Even with increased adoption of cloud computing, external storage devices, like USB thumb drives and external hard drives, still have a major role in organizations of all sizes. These drives still serve a purpose, such as transporting data from one computer to another, accessing presentations outside of the office, or as an additional backup solution.

And as convenient as the cloud is for remote access, having that external backup option is handy if the internet connection goes down or if the user is in an area where internet access is spotty.

The need for encryption is just as important for data stored on external devices as it is for data in the cloud. This allows data to remain secure, no matter where it is stored and prevents data compromise if the external hard drive device is lost or stolen.

Whitelisting, blacklisting

To ensure employees use encryption, the solution needs to be easy for anyone to use, Park told me. That’s why DataLocker built encryption into the storage device and made it accessible with password authentication. DataLocker’s motto: “simply secure.”

To make the use of their encrypted external storage devices even more secure, DataLocker added a new functionality to its products. Admins can now add PortBlocker on users’ machines that allows them to easily whitelist and blacklist USB mass storage devices.

You can customize PortBlocker to include only approved devices for use within the organization. PortBlocker works with DataLocker’s central management software, SafeConsole, which manages encrypted endpoints.  PortBlocker has activity tracking that reports back to SafeConsole. “If somebody is trying to connect an unapproved device, you can actually see which device and from which machine the user is trying to access unsecured devices,” said Park.

Cloud protection

PortBlocker is the first product to be added to SafeConsole, but Park said the plan is to layer in additional new features in the future.
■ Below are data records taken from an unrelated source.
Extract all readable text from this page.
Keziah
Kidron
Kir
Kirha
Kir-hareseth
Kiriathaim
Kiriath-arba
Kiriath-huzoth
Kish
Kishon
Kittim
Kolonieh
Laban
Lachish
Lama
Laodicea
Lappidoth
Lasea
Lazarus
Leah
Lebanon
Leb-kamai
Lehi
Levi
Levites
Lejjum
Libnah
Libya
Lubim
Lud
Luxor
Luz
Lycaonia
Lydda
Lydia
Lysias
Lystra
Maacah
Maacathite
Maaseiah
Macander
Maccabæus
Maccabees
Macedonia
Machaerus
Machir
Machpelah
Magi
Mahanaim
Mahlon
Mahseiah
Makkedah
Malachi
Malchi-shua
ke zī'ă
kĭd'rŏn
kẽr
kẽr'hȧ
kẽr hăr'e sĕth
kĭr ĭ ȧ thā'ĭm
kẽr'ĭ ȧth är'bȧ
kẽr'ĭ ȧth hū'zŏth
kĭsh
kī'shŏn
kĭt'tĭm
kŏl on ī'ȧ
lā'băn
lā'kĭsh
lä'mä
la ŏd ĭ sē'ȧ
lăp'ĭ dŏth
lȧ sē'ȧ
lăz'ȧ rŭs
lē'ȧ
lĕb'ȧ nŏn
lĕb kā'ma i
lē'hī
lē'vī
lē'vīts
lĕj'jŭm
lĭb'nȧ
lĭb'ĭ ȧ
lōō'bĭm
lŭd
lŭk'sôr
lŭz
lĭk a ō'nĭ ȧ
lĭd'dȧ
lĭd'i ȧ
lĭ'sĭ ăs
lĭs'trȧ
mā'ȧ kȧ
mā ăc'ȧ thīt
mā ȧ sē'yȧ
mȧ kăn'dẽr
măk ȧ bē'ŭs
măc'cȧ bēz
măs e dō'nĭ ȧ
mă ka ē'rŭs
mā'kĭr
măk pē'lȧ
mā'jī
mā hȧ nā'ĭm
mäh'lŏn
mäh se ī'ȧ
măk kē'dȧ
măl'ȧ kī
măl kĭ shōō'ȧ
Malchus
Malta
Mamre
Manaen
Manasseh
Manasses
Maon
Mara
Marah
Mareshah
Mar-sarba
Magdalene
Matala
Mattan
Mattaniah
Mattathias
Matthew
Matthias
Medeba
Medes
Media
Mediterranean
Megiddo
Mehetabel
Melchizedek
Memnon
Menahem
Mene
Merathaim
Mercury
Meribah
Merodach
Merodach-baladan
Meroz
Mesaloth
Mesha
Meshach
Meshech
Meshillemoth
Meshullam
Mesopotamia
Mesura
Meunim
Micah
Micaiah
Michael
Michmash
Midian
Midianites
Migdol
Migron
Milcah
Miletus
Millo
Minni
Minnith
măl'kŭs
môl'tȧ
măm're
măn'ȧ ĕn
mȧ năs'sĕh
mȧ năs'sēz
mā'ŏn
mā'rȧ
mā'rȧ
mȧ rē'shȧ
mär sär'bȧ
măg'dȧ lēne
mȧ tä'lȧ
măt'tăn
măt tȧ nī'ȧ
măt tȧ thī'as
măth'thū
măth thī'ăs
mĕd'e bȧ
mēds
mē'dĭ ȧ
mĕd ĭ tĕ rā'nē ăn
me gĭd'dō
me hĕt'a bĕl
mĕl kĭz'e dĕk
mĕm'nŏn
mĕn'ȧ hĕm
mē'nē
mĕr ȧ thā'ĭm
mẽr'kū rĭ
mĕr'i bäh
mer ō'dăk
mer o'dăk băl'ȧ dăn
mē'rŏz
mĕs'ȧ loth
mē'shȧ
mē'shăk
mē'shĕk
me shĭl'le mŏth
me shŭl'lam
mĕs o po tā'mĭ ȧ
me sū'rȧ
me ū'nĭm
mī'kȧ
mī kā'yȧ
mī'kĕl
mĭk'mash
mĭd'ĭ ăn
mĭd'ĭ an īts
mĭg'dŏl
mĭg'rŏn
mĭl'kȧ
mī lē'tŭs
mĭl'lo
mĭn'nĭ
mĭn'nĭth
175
One such product under development is SafeCrypt, a virtual encrypted drive.

The demand for this product comes from customers who are moving to the cloud and see the amount of data they are collecting continues to get bigger and bigger.

SafeCrypt is software a user can install to create an encrypted virtual drive that can be pointed to popular cloud services like Dropbox or Google Drive or can even be pointed to any location including local folders – it is designed to encrypt data before it syncs fully encrypted to the saved location.


“Anything you safe to and from that virtual drive becomes encrypted before it is synced to wherever it is pointed to,” said Park. Because it will be management by SafeConsole, admins will have all of the management features but for a virtual drive instead of a physical encrypted flash drive.

DataLocker’s steadily advancing technology is another piece of the puzzle to making digital commerce as private and secure as it ought to be. Talk more soon.


Pulitzer Prize-winning business journalist Byron V. Acohido is dedicated to fostering public awareness about how to make the Internet as private and secure as it ought to be.